Now for the other important matter. 

Non-EU tourists visiting Spain still need to show proof of vaccination, testing or recovery to visit Spain. 

It applies to all non-EU travellers over the age of 12, but it does not apply to EU citizens or third-country nationals who reside in the EU.

This long-standing Covid travel rule remains in place until at least November 15th 2022.

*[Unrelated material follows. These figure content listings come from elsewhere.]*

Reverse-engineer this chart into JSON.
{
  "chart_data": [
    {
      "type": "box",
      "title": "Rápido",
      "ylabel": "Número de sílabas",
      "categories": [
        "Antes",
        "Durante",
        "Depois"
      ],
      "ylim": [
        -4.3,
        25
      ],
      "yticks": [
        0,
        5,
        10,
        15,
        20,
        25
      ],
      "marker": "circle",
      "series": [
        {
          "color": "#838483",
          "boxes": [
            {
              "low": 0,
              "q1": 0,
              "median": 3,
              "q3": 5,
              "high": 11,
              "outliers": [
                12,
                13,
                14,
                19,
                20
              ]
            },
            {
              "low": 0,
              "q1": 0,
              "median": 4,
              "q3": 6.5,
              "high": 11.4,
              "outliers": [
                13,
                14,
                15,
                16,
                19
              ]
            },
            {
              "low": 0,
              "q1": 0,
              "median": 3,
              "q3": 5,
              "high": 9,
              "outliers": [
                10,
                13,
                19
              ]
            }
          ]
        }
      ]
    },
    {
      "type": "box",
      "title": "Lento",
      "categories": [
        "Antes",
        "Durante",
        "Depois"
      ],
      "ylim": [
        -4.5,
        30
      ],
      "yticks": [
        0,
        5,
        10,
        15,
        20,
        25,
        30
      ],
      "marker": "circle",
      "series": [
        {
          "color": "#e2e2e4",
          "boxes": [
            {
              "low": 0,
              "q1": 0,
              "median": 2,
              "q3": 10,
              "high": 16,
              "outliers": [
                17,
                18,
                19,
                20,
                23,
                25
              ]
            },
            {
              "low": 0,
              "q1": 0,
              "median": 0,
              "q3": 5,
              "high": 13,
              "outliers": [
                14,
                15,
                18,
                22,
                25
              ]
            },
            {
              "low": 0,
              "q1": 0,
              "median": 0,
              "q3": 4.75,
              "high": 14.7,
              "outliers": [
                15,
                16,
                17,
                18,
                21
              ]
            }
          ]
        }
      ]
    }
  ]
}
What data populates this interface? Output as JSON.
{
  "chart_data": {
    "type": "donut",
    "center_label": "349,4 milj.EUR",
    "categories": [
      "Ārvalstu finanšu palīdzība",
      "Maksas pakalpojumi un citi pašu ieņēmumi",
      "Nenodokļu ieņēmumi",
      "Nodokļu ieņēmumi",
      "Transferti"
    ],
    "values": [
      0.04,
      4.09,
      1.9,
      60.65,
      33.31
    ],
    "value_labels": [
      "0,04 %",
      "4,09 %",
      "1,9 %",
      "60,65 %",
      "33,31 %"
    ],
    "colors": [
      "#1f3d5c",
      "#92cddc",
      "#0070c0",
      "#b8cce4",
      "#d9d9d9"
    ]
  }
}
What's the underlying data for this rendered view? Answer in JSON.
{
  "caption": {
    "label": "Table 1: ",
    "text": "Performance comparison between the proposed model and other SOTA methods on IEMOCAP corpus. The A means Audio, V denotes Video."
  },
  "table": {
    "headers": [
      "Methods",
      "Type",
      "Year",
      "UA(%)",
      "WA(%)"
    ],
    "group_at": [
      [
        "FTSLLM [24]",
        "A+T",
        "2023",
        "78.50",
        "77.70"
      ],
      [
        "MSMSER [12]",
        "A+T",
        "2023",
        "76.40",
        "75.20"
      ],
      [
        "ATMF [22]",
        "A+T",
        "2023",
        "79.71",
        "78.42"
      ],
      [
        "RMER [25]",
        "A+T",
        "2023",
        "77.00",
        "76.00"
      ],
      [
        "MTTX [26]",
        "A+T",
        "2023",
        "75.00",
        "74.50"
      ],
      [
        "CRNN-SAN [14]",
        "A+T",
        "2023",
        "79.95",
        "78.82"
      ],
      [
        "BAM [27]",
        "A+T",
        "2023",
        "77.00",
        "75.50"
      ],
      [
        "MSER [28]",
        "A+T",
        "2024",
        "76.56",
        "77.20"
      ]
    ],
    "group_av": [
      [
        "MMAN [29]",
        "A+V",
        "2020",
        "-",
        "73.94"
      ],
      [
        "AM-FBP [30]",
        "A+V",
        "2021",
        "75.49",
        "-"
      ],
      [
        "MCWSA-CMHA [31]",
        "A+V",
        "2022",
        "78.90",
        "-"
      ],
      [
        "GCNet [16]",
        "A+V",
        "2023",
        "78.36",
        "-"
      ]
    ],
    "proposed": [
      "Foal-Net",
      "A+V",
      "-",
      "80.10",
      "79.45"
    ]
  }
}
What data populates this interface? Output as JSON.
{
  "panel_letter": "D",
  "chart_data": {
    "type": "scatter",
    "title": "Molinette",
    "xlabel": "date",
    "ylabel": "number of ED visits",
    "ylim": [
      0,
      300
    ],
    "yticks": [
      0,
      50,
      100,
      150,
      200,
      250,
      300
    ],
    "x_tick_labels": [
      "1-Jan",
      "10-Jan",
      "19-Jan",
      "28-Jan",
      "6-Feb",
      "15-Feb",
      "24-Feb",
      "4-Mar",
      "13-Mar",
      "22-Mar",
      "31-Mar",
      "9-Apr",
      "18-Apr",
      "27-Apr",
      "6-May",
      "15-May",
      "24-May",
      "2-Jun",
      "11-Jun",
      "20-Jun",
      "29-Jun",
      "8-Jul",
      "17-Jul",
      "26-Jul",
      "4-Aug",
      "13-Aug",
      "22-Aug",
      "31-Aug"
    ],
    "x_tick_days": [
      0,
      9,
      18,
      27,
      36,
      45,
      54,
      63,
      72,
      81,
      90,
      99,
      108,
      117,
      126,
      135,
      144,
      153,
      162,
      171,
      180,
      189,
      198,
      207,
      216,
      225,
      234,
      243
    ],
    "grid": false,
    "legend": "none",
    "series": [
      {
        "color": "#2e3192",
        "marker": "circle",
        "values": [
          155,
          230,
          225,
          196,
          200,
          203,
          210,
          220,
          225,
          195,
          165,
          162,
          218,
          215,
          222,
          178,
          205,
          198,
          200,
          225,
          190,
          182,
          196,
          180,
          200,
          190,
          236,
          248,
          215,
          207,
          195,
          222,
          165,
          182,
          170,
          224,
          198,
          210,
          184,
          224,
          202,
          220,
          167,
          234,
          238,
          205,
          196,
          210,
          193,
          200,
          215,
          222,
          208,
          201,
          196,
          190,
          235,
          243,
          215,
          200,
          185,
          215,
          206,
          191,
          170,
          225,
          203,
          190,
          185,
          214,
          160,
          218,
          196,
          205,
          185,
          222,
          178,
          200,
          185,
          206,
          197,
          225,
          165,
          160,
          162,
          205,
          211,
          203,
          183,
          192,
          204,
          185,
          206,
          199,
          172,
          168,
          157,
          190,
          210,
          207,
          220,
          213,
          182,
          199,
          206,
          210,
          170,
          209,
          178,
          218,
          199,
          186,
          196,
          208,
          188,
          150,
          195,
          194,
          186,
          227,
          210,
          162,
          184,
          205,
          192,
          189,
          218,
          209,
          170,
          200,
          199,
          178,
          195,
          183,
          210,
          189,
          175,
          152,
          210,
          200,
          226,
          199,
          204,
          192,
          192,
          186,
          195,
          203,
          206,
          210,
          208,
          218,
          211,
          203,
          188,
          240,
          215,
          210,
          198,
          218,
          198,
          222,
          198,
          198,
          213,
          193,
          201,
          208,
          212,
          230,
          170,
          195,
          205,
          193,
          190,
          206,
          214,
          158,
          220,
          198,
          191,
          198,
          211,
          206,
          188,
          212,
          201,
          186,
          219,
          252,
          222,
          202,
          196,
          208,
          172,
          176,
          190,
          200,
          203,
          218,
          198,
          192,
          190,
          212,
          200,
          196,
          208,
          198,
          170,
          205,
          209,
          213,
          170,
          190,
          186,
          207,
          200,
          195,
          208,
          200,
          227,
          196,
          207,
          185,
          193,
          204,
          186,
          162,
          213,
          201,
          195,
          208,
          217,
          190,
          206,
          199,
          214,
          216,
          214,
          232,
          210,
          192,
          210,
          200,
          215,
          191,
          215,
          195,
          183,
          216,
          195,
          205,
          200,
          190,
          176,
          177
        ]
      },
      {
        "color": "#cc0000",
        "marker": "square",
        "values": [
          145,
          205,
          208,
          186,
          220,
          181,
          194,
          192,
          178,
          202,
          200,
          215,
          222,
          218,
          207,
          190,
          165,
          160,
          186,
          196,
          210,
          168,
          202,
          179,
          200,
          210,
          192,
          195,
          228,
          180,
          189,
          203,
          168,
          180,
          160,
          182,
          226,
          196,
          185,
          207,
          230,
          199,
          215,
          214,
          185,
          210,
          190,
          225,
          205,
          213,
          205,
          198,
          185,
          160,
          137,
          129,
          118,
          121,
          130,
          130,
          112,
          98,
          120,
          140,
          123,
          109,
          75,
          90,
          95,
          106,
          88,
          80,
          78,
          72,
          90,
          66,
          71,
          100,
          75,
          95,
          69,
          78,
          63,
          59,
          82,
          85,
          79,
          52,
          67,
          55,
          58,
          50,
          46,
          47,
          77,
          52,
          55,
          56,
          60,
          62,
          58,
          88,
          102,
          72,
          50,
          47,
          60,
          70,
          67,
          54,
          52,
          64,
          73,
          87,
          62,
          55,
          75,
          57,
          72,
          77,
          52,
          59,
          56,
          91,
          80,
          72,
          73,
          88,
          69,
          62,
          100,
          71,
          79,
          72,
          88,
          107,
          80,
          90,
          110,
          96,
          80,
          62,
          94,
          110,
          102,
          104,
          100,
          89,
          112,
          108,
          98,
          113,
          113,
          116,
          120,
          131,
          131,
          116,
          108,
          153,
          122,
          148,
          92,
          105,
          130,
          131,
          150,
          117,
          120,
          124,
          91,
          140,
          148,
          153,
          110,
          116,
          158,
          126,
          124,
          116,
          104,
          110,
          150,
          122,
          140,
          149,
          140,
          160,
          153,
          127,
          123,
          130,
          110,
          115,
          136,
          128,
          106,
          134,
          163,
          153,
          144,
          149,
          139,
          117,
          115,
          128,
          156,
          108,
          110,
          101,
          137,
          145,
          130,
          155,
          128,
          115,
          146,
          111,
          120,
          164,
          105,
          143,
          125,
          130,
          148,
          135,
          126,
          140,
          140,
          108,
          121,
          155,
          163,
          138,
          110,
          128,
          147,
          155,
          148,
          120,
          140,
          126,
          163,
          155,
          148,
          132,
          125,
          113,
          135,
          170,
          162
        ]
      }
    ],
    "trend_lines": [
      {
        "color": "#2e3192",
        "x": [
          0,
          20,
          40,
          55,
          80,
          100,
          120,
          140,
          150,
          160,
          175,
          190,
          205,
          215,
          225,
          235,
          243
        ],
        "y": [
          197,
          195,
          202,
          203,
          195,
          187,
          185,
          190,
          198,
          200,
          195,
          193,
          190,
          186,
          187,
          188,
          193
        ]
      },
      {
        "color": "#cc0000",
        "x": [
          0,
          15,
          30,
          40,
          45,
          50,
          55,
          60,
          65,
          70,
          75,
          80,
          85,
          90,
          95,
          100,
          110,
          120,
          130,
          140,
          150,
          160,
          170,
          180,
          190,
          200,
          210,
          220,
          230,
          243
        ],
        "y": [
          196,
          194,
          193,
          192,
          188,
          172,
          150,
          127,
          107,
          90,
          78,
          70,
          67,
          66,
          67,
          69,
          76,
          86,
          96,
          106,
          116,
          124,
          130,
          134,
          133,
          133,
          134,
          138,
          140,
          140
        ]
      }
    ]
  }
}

There was no U-turn in this regard as there is no mention of the Covid-19 passport or certificate being ditched in the Spanish state bulletin (BOE) that focused on the cancellation of the SpTH form. 

Therefore, non-EU tourists such as Britons, Americans, Australians, Canadians or New Zealanders still have to show one of three documents to be able to enter Spain. These are: 

  • A Covid-19 vaccination certificate –  Your vaccination status must meet the Spanish authorities’ validity period requirements. If more than 270 days have passed since your initial vaccination, you need to show proof of a booster shot.
  • A negative Covid-19 test – This should be either a PCR taken within 72 hours prior of departure or an antigen test, taken within 24 hours prior of departure. 
  • A recovery certificate –  This must be dated within the last six months. You can use a medical certificate or recovery record to prove your Covid-19 status.

Face masks are also still required on planes which are bound for Spain, but you don’t have to wear one at the airport.